Molten metal jetting of pure silver with micro resolution and tailored microstructure

Molten Metal Jetting (MMJ) is emerging as a promising technology in additive manufacturing, enabling precise and high-resolution printing of intricate 3D structures. However, its current application has been limited to low-melting materials and millimetre-scale droplets, underscoring a significant gap in understanding high-temperature microdroplet behaviour during deposition. Here, we developed a comprehensive computational and experimental framework to deepen understanding of the MMJ process for pure silver, focusing on droplet dynamics, solidification kinetics, and interfacial bonding mechanisms. This enabled us to print fully consolidated pure silver structures without the need for post-manufacturing heat treatments, thus overcoming challenges previously reported for high-melting-point materials by precisely controlling the droplet and substrate temperatures. Our findings showed that thermal conditions strongly influence the formation of various microstructures.

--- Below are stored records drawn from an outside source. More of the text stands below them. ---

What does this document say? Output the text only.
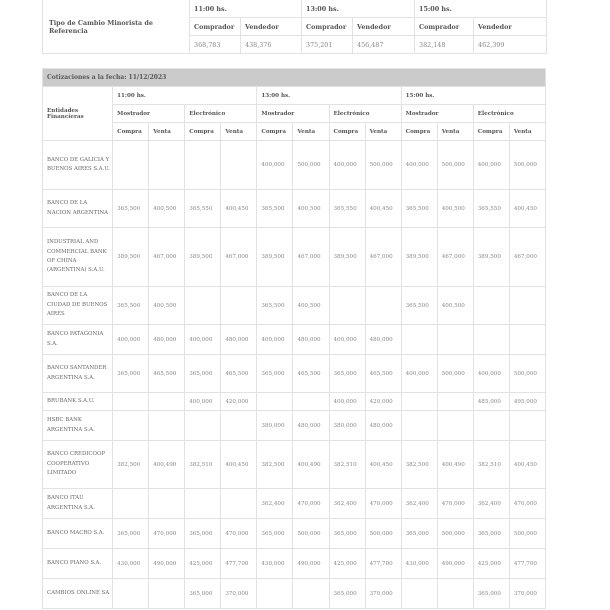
Tipo de Cambio Minorista de Referencia	11:00 hs.		13:00 hs.		15:00 hs.	
	Comprador	Vendedor	Comprador	Vendedor	Comprador	Vendedor
	368,783	438,376	375,201	456,487	382,148	462,399
Cotizaciones a la fecha: 11/12/2023												
Entidades Financieras	11:00 hs.				13:00 hs.				15:00 hs.			
	Mostrador		Electrónico		Mostrador		Electrónico		Mostrador		Electrónico	
	Compra	Venta	Compra	Venta	Compra	Venta	Compra	Venta	Compra	Venta	Compra	Venta
BANCO DE GALICIA Y BUENOS AIRES S.A.U.					400,000	500,000	400,000	500,000	400,000	500,000	400,000	500,000
BANCO DE LA NACION ARGENTINA	365,500	400,500	365,550	400,450	365,500	400,500	365,550	400,450	365,500	400,500	365,550	400,450
INDUSTRIAL AND COMMERCIAL BANK OF CHINA (ARGENTINA) S.A.U.	389,500	467,000	389,500	467,000	389,500	467,000	389,500	467,000	389,500	467,000	389,500	467,000
BANCO DE LA CIUDAD DE BUENOS AIRES	365,500	400,500			365,500	400,500			365,500	400,500		
BANCO PATAGONIA S.A.	400,000	480,000	400,000	480,000	400,000	480,000	400,000	480,000				
BANCO SANTANDER ARGENTINA S.A.	365,000	465,500	365,000	465,500	365,000	465,500	365,000	465,500	400,000	500,000	400,000	500,000
BRUBANK S.A.U.			400,000	420,000			400,000	420,000			485,000	495,000
HSBC BANK ARGENTINA S.A.					380,000	480,000	380,000	480,000				
BANCO CREDICOOP COOPERATIVO LIMITADO	382,500	400,490	382,510	400,450	382,500	400,490	382,510	400,450	382,500	400,490	382,510	400,450
BANCO ITAU ARGENTINA S.A.					362,400	470,000	362,400	470,000	362,400	470,000	362,400	470,000
BANCO MACRO S.A.	365,000	470,000	365,000	470,000	365,000	500,000	365,000	500,000	365,000	500,000	365,000	500,000
BANCO PIANO S.A.	430,000	490,000	425,000	477,700	430,000	490,000	425,000	477,700	430,000	490,000	425,000	477,700
CAMBIOS ONLINE SA			365,000	370,000			365,000	370,000			365,000	370,000
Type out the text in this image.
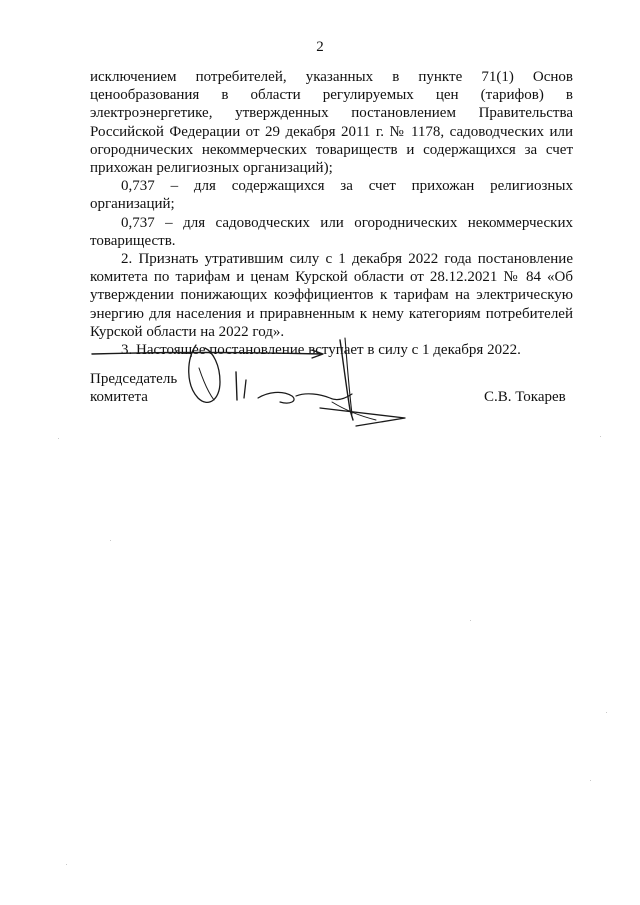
2

исключением потребителей, указанных в пункте 71(1) Основ ценообразования в области регулируемых цен (тарифов) в электроэнергетике, утвержденных постановлением Правительства Российской Федерации от 29 декабря 2011 г. № 1178, садоводческих или огороднических некоммерческих товариществ и содержащихся за счет прихожан религиозных организаций);

0,737 – для содержащихся за счет прихожан религиозных организаций;

0,737 – для садоводческих или огороднических некоммерческих товариществ.

2. Признать утратившим силу с 1 декабря 2022 года постановление комитета по тарифам и ценам Курской области от 28.12.2021 № 84 «Об утверждении понижающих коэффициентов к тарифам на электрическую энергию для населения и приравненным к нему категориям потребителей Курской области на 2022 год».

3. Настоящее постановление вступает в силу с 1 декабря 2022.

Председатель
комитета	С.В. Токарев
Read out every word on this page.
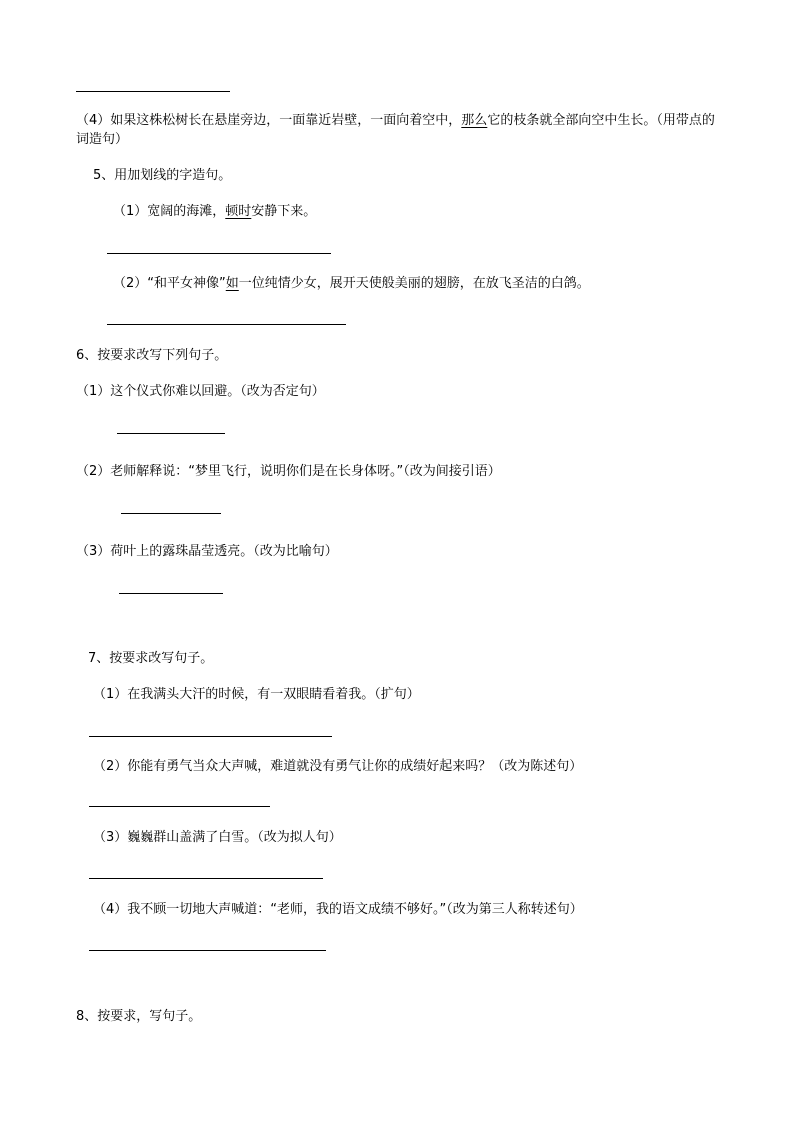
（4）如果这株松树长在悬崖旁边，一面靠近岩壁，一面向着空中，那么它的枝条就全部向空中生长。（用带点的词造句）
5、用加划线的字造句。
（1）宽阔的海滩，顿时安静下来。
（2）“和平女神像”如一位纯情少女，展开天使般美丽的翅膀，在放飞圣洁的白鸽。
6、按要求改写下列句子。
（1）这个仪式你难以回避。（改为否定句）
（2）老师解释说：“梦里飞行，说明你们是在长身体呀。”（改为间接引语）
（3）荷叶上的露珠晶莹透亮。（改为比喻句）
7、按要求改写句子。
（1）在我满头大汗的时候，有一双眼睛看着我。（扩句）
（2）你能有勇气当众大声喊，难道就没有勇气让你的成绩好起来吗？（改为陈述句）
（3）巍巍群山盖满了白雪。（改为拟人句）
（4）我不顾一切地大声喊道：“老师，我的语文成绩不够好。”（改为第三人称转述句）
8、按要求，写句子。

Cooling rates of 16–23 °C/μs promoted the development of fine equiaxed grains at the interface, followed by directional columnar grains, with annealing twin grain boundaries forming under these conditions. In contrast, slower cooling, at 3.5 °C/μs, due to increased substrate temperatures, resulted in larger grains and the formation of single-crystal structures within the droplets. These findings open new possibilities for tailored microstructure control through MMJ. Eventually, this progress could enable the fabrication of high-resolution electronics in silver, driven by the precise printing capabilities of the MMJ process.